Marta Linkiewicz jest aktywna w mediach społecznościowych i co chwila zaskakuje wielbicieli ciekawostkami na swój temat. Celebrytka słynie z odważnych zdjęć i kontrowersyjnych wypowiedzi, o czym wiele razy mogliśmy się przekonać. Obecnie nieco złagodniała i skupiła się na dbaniu o formę, ale zdecydowała się na odważny krok i całkiem zmieniła fryzurę. Przez lata obecności w mediach influencerka przyzwyczaiła nas do długich, prostych włosów. Zmieniała tylko odcienie. Mogliśmy ją podziwiać w jasnych blondach, a nawet w różu. Tym razem zmieniła długość i nie były to tylko końcówki. Efektami pochwaliła się na Instagramie. Zdradziła też, że początkowo planowała ściąć włosy na jeża, ale fryzjer powstrzymał ją od tego pomysłu.

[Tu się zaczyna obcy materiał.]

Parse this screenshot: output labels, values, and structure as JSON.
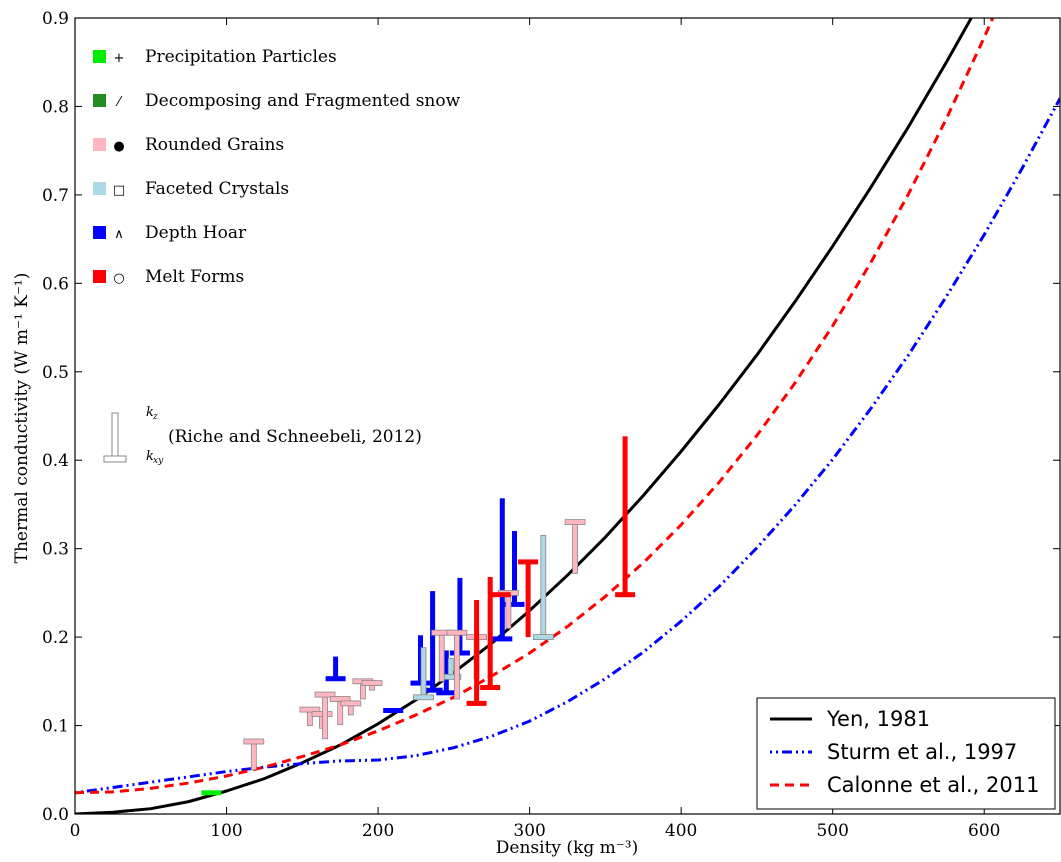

Obecnie Marta ma włosy średniej długości. Fryzjer ściął je do linii żuchwy i trzeba przyznać, że influencerka bardzo dobrze wygląda w takiej fryzurze. Zmianę docenili również obserwatorzy. Pod najnowszymi zdjęciami celebrytki pojawiło się mnóstwo komentarzy, a internauci nie przestają zasypywać ją komplementami.
Dopóki nie spojrzałam na nazwę, myślałam, ze to zdjęcie jakiejś modelki.
W tych nowych włosach wyglądasz ślicznie i dodają ci dużo powagi.
Pięknie ci w tych włosach - czytamy w komentarzach.
Trzeba przyznać, że to zmiana na plus!